It was another "ah, Baltimore" moment. Ever get those? You get exasperated by some bureaucratic runaround at City Hall, and you sigh and steam and maybe that vein on your forehead starts to throb. But after a while, you learn to just surrender - "ah, Baltimore" - and accept you're going to have dial one more number or go to one other office or just do without whatever it is you thought you needed.
That parking ticket I successfully fought but that popped up every time I had to renew my car registration? "Ah, Baltimore." That number in the phone book I called to ask about the new single-stream recycling program that instead plays a message touting the "new" blue-bag program that it had replaced? "Ah, Baltimore."
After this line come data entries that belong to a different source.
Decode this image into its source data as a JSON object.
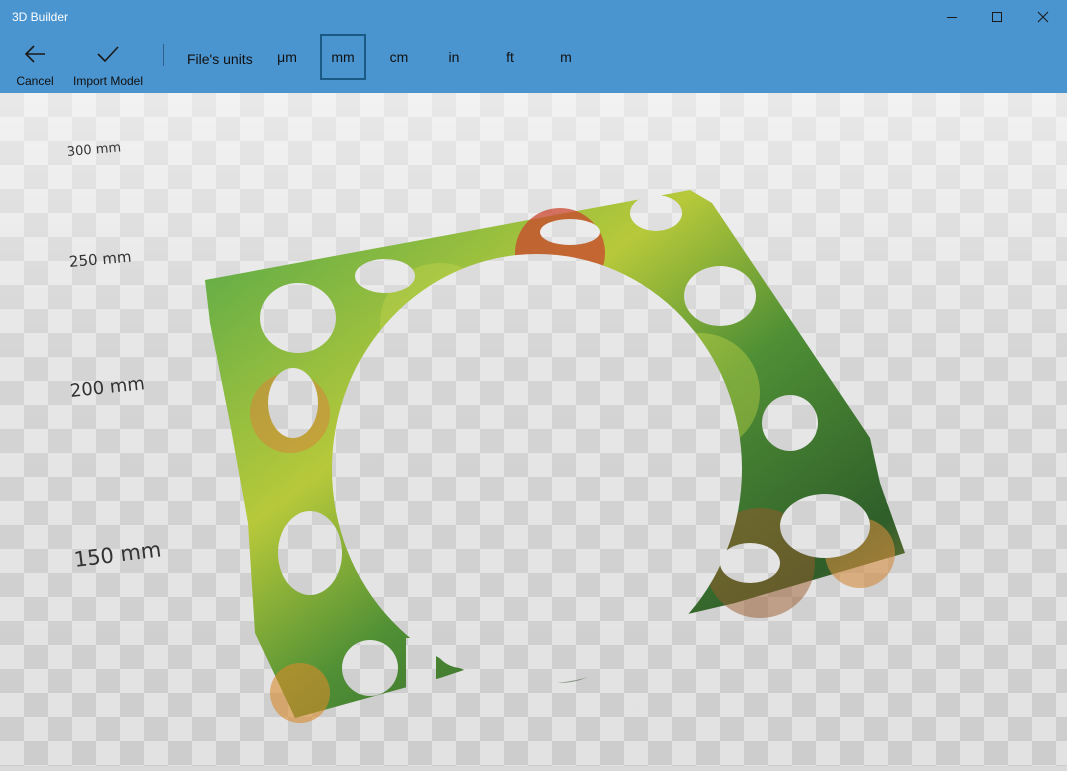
{
  "window": {
    "title": "3D Builder"
  },
  "toolbar": {
    "cancel_label": "Cancel",
    "import_label": "Import Model",
    "units_label": "File's units",
    "units": [
      "μm",
      "mm",
      "cm",
      "in",
      "ft",
      "m"
    ],
    "selected_unit": "mm"
  },
  "scale_labels": [
    "300 mm",
    "250 mm",
    "200 mm",
    "150 mm"
  ],
  "colors": {
    "accent": "#4a94cf",
    "selected_border": "#1c5a86"
  },
  "icons": {
    "back": "arrow-left-icon",
    "import": "checkmark-icon",
    "minimize": "minimize-icon",
    "maximize": "maximize-icon",
    "close": "close-icon"
  }
}
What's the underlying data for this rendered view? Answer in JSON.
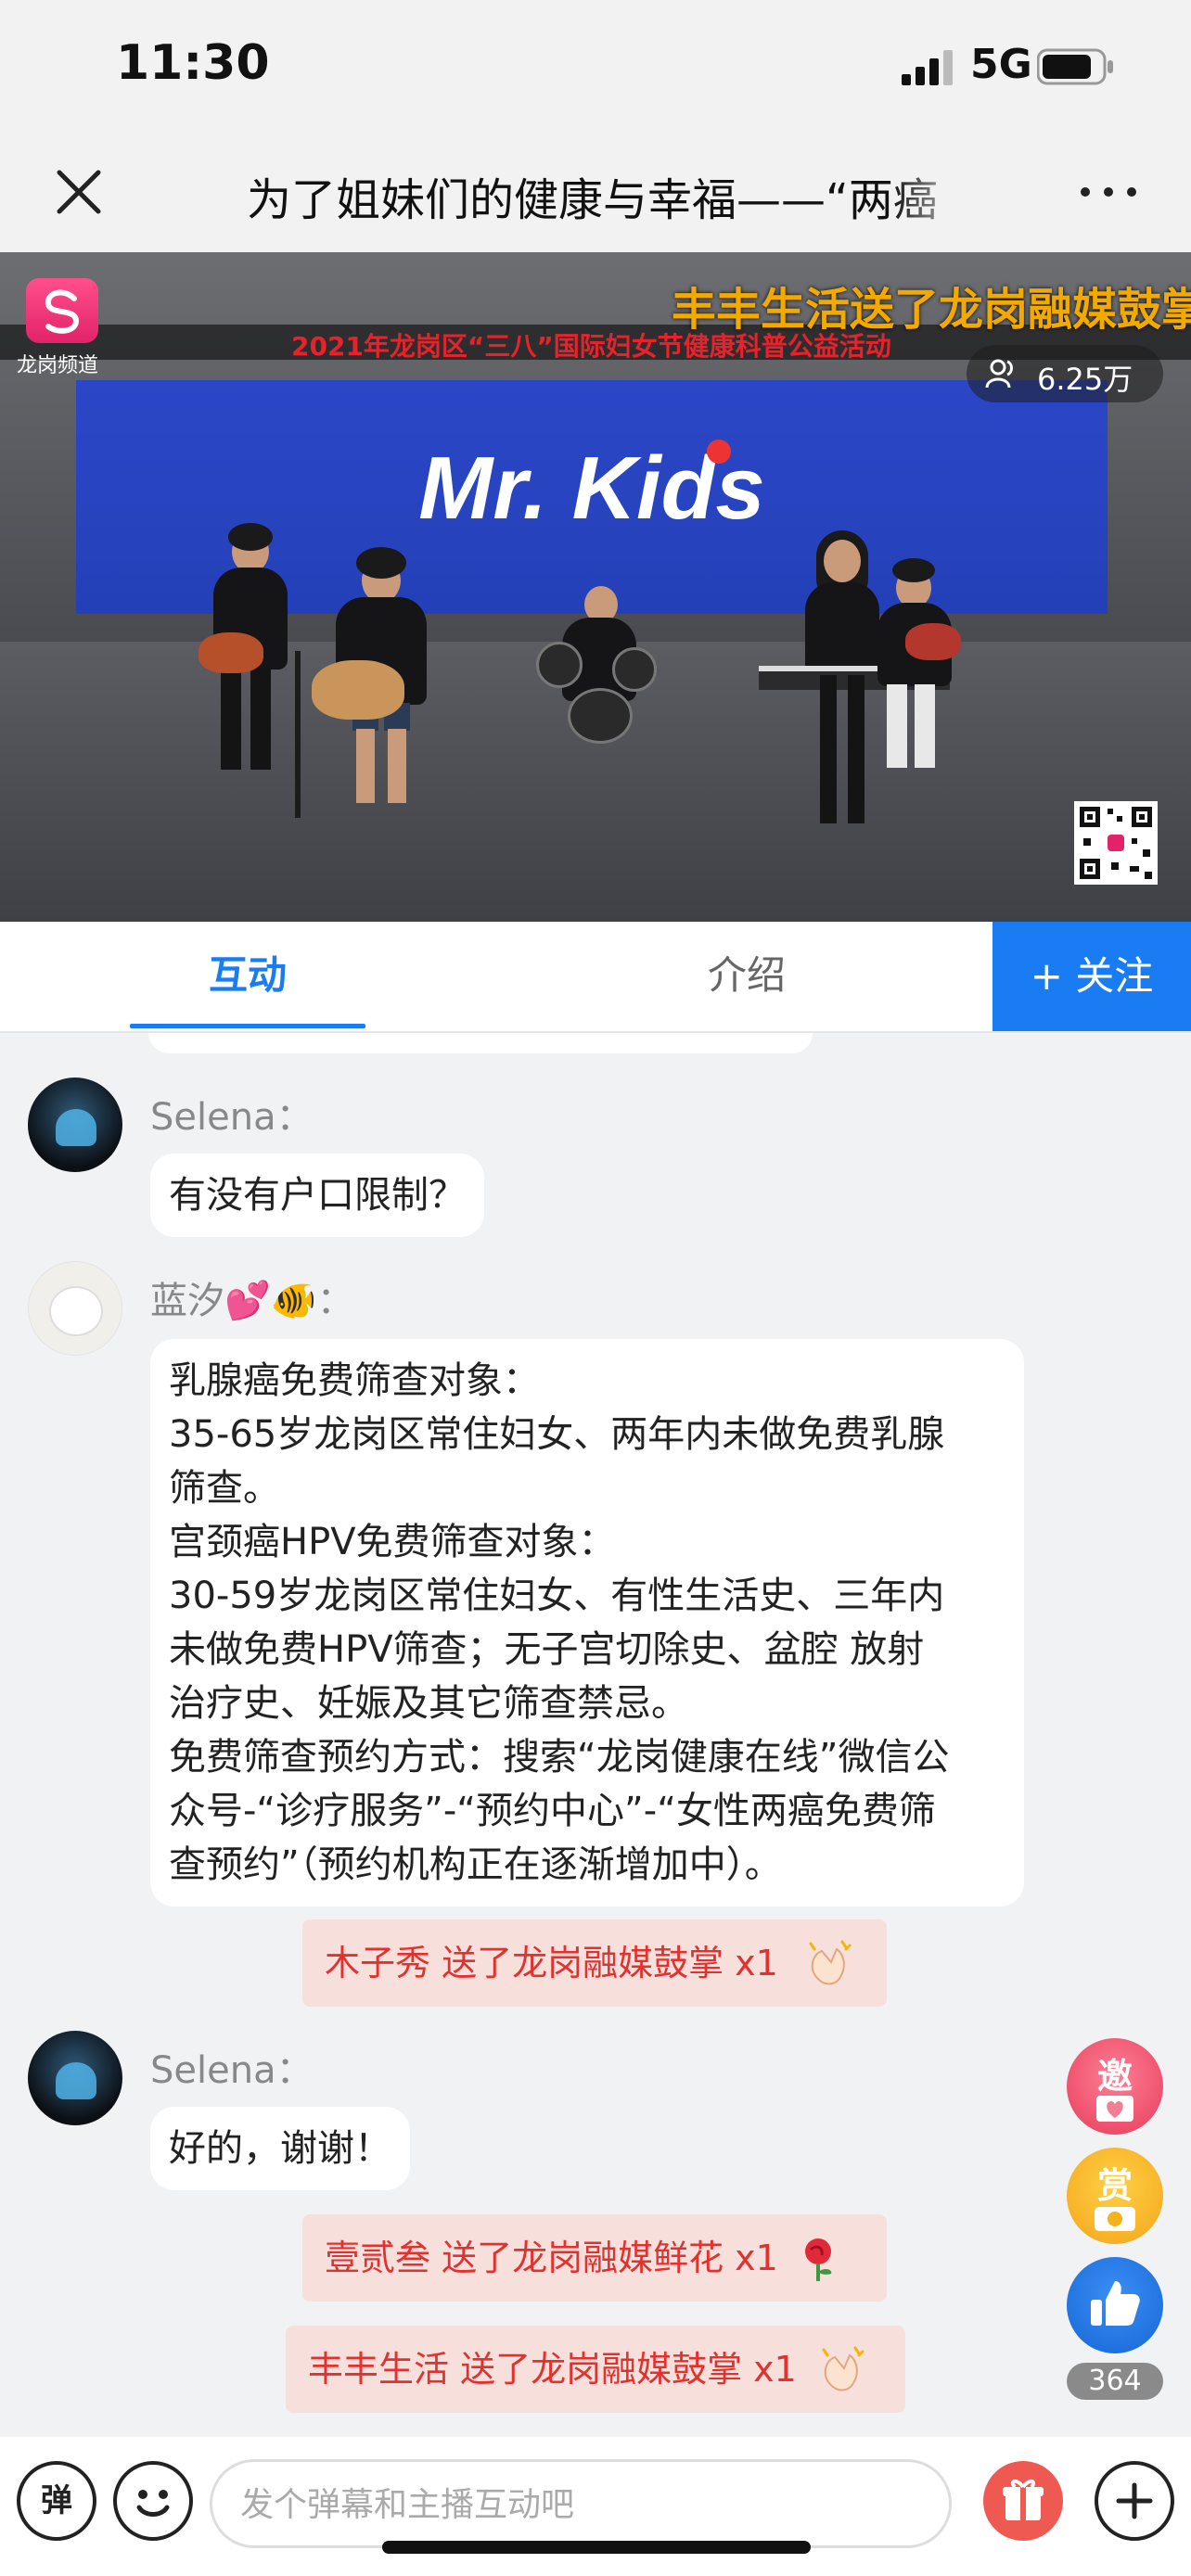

That's what I thought yesterday during one of the points defense attorney Arnold Weiner made during his bravura opening arguments in the case of The State of Maryland v. Sheila Ann Dixon. No, the trial hasn't actually started - the mayor was only indicted yesterday - but with the media before him as a sort of practice jury, Weiner began trying the case anyway, complete with exhibits.
Using a red marker to underline operative words in the city's ethics ordinance, Weiner argued that developer Ronald Lipscomb - indicted earlier this week on an accusation of bribing a city councilwoman - didn't fit the definition of someone doing business with the city.
No, Lipscomb was not doing business with the city, Weiner said, because the ethics code requires that the city maintain a list of all entities doing business with the city and ... the city does not maintain such a list.
Ah, Baltimore.
Lipscomb is delicately referred to in the indictment of Dixon as Developer A, masking his identity to just about no one who has followed the saga of Sheiron - or should we Brangelinize them as Dixcomb? - and that fleeting affair that torridly mixed tax credits with fur coats, days at the Board of Estimates and nights at the Ritz.
And now, gift cards.
Yes, the indictment handed up by the grand jury yesterday brought yet another form of economic stimulus to the story: Dixon is charged with the theft of gift cards that she solicited from Developers A and B - another country heard from! - for the "needy" of the city. To anyone who heard Dixon defend her recent and surreptitiously enacted pay raise - she's a single mom with a kid in college - it will come as no surprise that, according to the state prosecutor, she apparently counts herself in this group.